The Italian leader, who comes to power in 2022 with an anti-migrant program, hopes to make Italy a bridge between Europe and Africa by offering the former new supply routes for energy resources and the latter massive investments. Currently, the Italian government, which last year reduced its bilateral development assistance (with the exception of Libya), has allocated 2.8 million euros per year between 2024 and 2026 under the Mattei plan, the amount and conditions of which we do not know. In fact, according to the daily Corriere della Sera, Rome could allocate four billion euros to this plan over the next five to seven years, in the areas of agribusiness, transport and infrastructure – and especially energy.

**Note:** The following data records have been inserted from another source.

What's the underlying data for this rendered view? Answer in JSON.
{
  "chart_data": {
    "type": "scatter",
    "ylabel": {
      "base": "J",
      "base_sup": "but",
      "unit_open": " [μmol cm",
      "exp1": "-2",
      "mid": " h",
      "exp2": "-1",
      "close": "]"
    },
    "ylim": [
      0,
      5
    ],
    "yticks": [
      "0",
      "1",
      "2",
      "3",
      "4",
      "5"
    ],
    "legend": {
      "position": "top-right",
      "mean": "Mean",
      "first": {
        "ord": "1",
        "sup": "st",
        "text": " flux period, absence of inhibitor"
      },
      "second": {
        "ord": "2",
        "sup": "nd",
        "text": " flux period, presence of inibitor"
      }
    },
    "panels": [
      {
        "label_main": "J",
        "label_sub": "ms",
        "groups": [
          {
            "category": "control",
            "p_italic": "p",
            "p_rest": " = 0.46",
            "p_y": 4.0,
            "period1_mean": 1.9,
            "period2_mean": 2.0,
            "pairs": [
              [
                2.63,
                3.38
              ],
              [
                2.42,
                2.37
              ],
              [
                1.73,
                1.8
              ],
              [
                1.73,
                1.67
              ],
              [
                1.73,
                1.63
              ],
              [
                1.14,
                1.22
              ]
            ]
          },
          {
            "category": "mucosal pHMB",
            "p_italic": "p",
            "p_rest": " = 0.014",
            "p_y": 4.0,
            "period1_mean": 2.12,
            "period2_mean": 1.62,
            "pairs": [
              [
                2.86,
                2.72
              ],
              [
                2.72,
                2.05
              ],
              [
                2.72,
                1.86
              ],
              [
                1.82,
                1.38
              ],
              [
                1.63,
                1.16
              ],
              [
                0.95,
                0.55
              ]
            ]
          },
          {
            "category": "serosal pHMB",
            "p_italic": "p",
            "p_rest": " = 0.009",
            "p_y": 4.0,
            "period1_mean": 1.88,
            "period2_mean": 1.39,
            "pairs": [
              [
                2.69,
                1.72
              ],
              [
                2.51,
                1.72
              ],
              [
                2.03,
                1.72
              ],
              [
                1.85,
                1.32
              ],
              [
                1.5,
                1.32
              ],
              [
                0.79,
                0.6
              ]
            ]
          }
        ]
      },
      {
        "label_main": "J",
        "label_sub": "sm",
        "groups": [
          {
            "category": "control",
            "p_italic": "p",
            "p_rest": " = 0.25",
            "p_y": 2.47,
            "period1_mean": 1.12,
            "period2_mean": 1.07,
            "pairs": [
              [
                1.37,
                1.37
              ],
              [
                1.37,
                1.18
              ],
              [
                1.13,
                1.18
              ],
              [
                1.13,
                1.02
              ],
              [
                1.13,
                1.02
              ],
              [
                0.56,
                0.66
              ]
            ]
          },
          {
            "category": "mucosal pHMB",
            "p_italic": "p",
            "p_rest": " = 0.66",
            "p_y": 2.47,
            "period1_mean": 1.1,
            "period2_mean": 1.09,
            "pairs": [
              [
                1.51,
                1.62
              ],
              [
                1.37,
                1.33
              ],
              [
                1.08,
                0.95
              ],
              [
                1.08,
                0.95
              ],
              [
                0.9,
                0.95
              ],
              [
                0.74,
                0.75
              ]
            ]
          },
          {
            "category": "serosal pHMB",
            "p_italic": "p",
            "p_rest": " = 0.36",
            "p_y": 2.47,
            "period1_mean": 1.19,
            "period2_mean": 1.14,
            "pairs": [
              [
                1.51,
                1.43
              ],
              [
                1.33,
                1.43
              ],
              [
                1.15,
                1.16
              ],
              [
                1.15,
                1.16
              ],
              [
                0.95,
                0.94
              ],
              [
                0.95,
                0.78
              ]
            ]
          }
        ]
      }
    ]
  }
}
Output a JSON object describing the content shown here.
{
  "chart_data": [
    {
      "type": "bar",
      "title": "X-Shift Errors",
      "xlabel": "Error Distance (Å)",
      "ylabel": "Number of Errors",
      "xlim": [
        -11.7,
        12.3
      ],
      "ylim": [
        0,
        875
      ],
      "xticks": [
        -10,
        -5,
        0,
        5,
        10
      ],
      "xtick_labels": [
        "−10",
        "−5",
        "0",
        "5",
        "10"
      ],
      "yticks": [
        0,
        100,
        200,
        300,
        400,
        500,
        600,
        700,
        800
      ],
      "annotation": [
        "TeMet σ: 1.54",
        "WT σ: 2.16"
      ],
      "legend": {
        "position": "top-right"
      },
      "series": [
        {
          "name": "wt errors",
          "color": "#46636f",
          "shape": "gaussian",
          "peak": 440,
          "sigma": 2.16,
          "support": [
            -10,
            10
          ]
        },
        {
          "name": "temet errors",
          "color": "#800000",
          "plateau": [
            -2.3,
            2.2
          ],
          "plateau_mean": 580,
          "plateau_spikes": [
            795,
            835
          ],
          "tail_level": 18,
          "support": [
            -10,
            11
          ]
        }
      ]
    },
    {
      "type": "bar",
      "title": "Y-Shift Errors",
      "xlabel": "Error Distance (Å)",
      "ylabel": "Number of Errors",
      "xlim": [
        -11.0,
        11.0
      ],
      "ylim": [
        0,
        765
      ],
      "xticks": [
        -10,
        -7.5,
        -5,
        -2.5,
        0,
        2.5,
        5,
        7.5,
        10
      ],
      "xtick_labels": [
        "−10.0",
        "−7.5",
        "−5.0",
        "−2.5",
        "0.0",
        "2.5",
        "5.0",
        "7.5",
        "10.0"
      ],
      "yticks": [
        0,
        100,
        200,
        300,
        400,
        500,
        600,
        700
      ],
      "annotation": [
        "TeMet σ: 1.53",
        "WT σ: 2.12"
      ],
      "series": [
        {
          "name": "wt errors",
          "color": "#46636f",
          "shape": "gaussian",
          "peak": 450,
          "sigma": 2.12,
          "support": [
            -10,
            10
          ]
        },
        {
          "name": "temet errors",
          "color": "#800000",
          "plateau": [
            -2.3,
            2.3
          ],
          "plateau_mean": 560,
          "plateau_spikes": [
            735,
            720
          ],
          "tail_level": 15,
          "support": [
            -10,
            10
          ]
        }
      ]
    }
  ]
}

Giorgia Meloni wants to capitalize on demand from other European countries looking to reduce their dependence on Russian gas following Moscow's invasion of Ukraine in February 2022. Around forty African civil society organizations have expressed concern that the aim of this plan is simply to “increase Italy's dependence”. Access to African fossil gas for the benefit of Europe and strengthening the role of Italian companies in the exploitation of Africa's natural and human resources.

On the migration scale, the Mattei plan envisages addressing so-called “incentive factors” and persuading countries of origin to sign readmission agreements for rejected migrants. Despite the Italian leader's pledges to stop boats from North Africa, landings in Italy have increased sharply since she took office, from about 105,000 migrants in 2022 to almost 158,000 in 2023.